奪うはずだった者の許しを懇願する悲鳴に、退屈を忘れることができたような気がした。

 男は女のような悲鳴をあげ、顔は涙でぐちゃぐちゃになっている。

 虚しい快楽を貪る拳が不意に止まった。


 「やめなさい。その正しさは、いつか道を踏み外す。そこに貴方が求めているものはないわ」


 馬乗りになっていた男から引き剥がされる。

 これチャンスと言わんばかりに走り去っていく男を追いかけようとして引き留められた。

 ほんのり赤く染まった長い髪を手で揃えるように靡かせた女。どうやらコイツが俺の楽しみを邪魔したらしい。

 

 「なんだよ、オマエ。邪魔するから逃げちゃったじゃんか」

 

 駄々をこねる子供のように言い放った俺の右頬をぴしゃりと引っ叩く女。初対面の子供にそこまでするか?普通。

 存外にも人は、予期せぬ暴力を振るわれると間抜けな反応をとってしまうらしい。

 振るう側に立っていた俺ですら被害者を装いたくなる。

 自分は間違っている。目の前の女はソレを平手打ち一発だけでわからせた。


 「ごめんなさい」

 

 心からの謝罪。しかし、何に詫びているのか自分でもよくわからないまま。

 罪悪感を己の胸に刻み込むように。

 人の道を踏み外さぬように。

 もう二度と、こんな事はしないと自分に誓うように。


 「わかればよろしい。

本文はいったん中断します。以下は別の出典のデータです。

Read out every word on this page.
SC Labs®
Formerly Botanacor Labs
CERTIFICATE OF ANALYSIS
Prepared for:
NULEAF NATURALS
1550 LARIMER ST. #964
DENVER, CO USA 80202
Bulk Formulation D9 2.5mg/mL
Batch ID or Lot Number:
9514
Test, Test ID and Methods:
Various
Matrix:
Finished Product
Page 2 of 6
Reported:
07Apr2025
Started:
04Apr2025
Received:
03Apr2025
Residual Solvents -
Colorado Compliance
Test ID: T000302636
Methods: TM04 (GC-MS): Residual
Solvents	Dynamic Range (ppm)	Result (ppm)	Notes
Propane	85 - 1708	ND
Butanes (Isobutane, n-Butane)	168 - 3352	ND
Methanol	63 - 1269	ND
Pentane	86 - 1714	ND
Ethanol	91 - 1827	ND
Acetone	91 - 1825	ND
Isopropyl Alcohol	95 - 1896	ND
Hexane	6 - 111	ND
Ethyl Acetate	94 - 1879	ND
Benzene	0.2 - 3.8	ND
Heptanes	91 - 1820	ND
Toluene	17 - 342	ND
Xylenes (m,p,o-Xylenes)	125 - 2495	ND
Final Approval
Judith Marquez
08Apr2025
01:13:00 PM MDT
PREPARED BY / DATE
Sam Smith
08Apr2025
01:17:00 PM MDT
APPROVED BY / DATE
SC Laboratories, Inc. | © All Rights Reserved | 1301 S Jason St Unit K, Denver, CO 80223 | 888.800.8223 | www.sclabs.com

キミ、名前は?」

 「園守御影、アンタは?」

 「生意気ね〜!敬語使いなさい敬語」


 両拳に中指で突起を作りこめかみをぐりぐりと抑え付けてくる。

 頭蓋に響く激痛。痛い痛い痛い!俺が悪かったです!謝り倒した後ようやく解放された。

 横暴さの中にどこか温もりを感じる。人を傷つける為の力ではなく、人を叱る為にチューニングされた力。

 ホントになんなんだコイツは。

 一息置いて話始める目の前の女性。痛みで自己紹介の途中であることを忘れていた。


 「私はかさね。貴方の遊び相手になったげる」


 この一言で、俺の世界に彩が戻り始める。

 額縁しかなかったジグソーパズルに、ピースがはめ込まれていくように。

 ずっと空の餌皿の前で待ってきた。初めて、皿に餌を注がれ、ヨシ!と合図が成されたんだ。飛びつかない犬はいないだろう。


 「センセイと師匠どっちの呼び方がいいかしら?」

 「重で」

 「だ〜か〜ら〜!生意気だっての!いいわ、私に勝てたら好きに呼んでも構わない」


 なにか物騒な言葉が後に続きそうだったが俺は受けることにした。なんせ、世界にやっとできた遊び相手だ、これを持て余しておく手はない。

 重が指をさす、およそ100メートル先の街頭を目指し、かけっこをしようというのだ。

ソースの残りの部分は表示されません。